¿Te ubicas por esa calle? – Me preguntó
Sí, tuve compañeros de colegio que vivían
por allí, así es que me ubico.
La verdad era aquella, más había otra
verdad más acertada por la cual esa calle me era conocida y particular.
Le conocí en un momento de mi vida en que
las emociones me tenían pendiendo de un hilo. Sentía que nada podía ser peor
que aquel presente ingrato, el de la soledad enraizada en el alma, compartiendo
la vida con alguien más. Cuando una se siente menos sola cuando está
efectivamente sola, cuando el estar con una persona no hace más que incrementar
el hielo, aumentar la capa del permafrost, de la indiferencia.
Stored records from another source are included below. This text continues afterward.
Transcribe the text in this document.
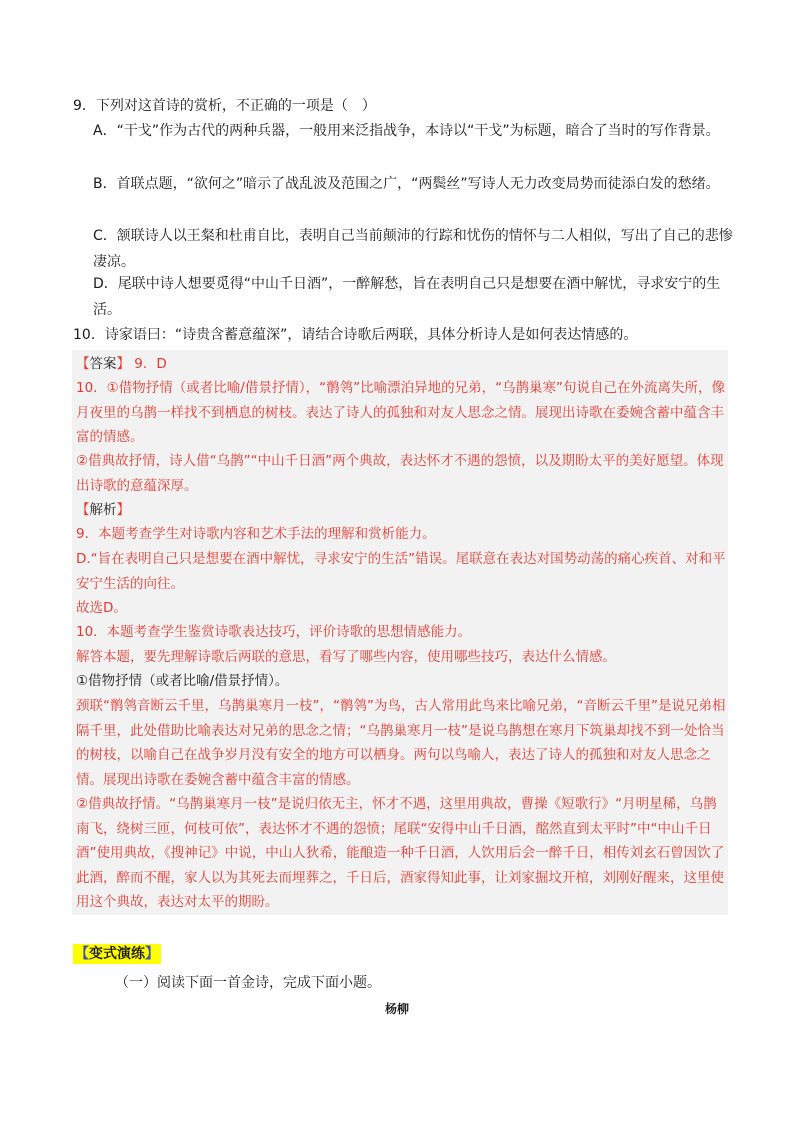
9．下列对这首诗的赏析，不正确的一项是（　）
A．“干戈”作为古代的两种兵器，一般用来泛指战争，本诗以“干戈”为标题，暗合了当时的写作背景。
B．首联点题，“欲何之”暗示了战乱波及范围之广，“两鬓丝”写诗人无力改变局势而徒添白发的愁绪。
C．颔联诗人以王粲和杜甫自比，表明自己当前颠沛的行踪和忧伤的情怀与二人相似，写出了自己的悲惨凄凉。
D．尾联中诗人想要觅得“中山千日酒”，一醉解愁，旨在表明自己只是想要在酒中解忧，寻求安宁的生活。
10．诗家语曰：“诗贵含蓄意蕴深”，请结合诗歌后两联，具体分析诗人是如何表达情感的。
【答案】 9．D
10．①借物抒情（或者比喻/借景抒情），“鹡鸰”比喻漂泊异地的兄弟，“乌鹊巢寒”句说自己在外流离失所，像月夜里的乌鹊一样找不到栖息的树枝。表达了诗人的孤独和对友人思念之情。展现出诗歌在委婉含蓄中蕴含丰富的情感。
②借典故抒情，诗人借“乌鹊”“中山千日酒”两个典故，表达怀才不遇的怨愤，以及期盼太平的美好愿望。体现出诗歌的意蕴深厚。
【解析】
9．本题考查学生对诗歌内容和艺术手法的理解和赏析能力。
D.“旨在表明自己只是想要在酒中解忧，寻求安宁的生活”错误。尾联意在表达对国势动荡的痛心疾首、对和平安宁生活的向往。
故选D。
10．本题考查学生鉴赏诗歌表达技巧，评价诗歌的思想情感能力。
解答本题，要先理解诗歌后两联的意思，看写了哪些内容，使用哪些技巧，表达什么情感。
①借物抒情（或者比喻/借景抒情）。
颈联“鹡鸰音断云千里，乌鹊巢寒月一枝”，“鹡鸰”为鸟，古人常用此鸟来比喻兄弟，“音断云千里”是说兄弟相隔千里，此处借助比喻表达对兄弟的思念之情；“乌鹊巢寒月一枝”是说乌鹊想在寒月下筑巢却找不到一处恰当的树枝，以喻自己在战争岁月没有安全的地方可以栖身。两句以鸟喻人，表达了诗人的孤独和对友人思念之情。展现出诗歌在委婉含蓄中蕴含丰富的情感。
②借典故抒情。“乌鹊巢寒月一枝”是说归依无主，怀才不遇，这里用典故，曹操《短歌行》“月明星稀，乌鹊南飞，绕树三匝，何枝可依”，表达怀才不遇的怨愤；尾联“安得中山千日酒，酩然直到太平时”中“中山千日酒”使用典故，《搜神记》中说，中山人狄希，能酿造一种千日酒，人饮用后会一醉千日，相传刘玄石曾因饮了此酒，醉而不醒，家人以为其死去而埋葬之，千日后，酒家得知此事，让刘家掘坟开棺，刘刚好醒来，这里使用这个典故，表达对太平的期盼。
【变式演练】
（一）阅读下面一首金诗，完成下面小题。
杨柳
Le conocí y sin embargo no le noté, a
pesar de que su excesiva atención hacia mí cuando le hablaba me hacía pensar
que no era normal. No reparé en él, mis ojos, mi permafrost, mi cabeza estaba
en otra parte, en la tristeza de la rutina.
Bajé del metro, buscaba la dirección, y,
mientras tanto los recuerdos me sacudían completa la piel en cada paso, cada
cuadra recorrida. Cuántas veces caminé para verle, bajo la lluvia y el frío
invierno, encima de los altos tacones; oscuridad del atardecer, la
incertidumbre de la reciprocidad amorosa. Creo que nada me importaba, sólo
creer que estaba haciendo las cosas bien, a pesar de que algún oráculo me
dijera al oído que no resultaría.
Sucedió durante una conjunción astral y
alegría colectiva, bailamos como si fuésemos el uno del otro, bajo un código
sin palabras, una especie de pacto marcando terreno aunque éste fuere ajeno.
Creí haber por fin encontrado la horma de
mi zapato, no dudé, y contra todas las advertencias me lancé a sus brazos pues
era la oportunidad de tener al hombre de mis sueños, el que dejé escapar tiempo
atrás por vanidades que con el amor nada tienen que ver. Y me lancé a sus
brazos, sin saber que su cuerpo era como una piscina sin agua. Duró tan poco
aquel idilio como pocas fueron las ganas de luchar. Tan pronto como cayeron las
caretas, ambas puertas estaban abiertas apuntando a la salida.
Encontré la dirección. No pude creer que
estaba ahora tan cerca de aquella vez, de las caminatas, las fiestas, Medianoche
en París, el vino y los amigos. El aire casi huele a su perfume, a su ira e
impulsividad. Enfermizo, no entendía cómo le dejé sin haberle tenido paciencia.
Si supiera lo que pasé y lloré, cuántas noches lejos de él pedí al universo que
le protegiera, le diera energías para el próximo día, que sintiera mi cariño a
distancia… hasta que dio el zarpazo final, esos que duelen porque traen mentira
y sabor amargo de indiferencia…Indiferencia, esa palabra otra vez. Y sin
embargo, heme aquí, tan cerca que ya puedo sentir en el estómago mariposas
nerviosas, ansiosas, como si algo esperasen ver.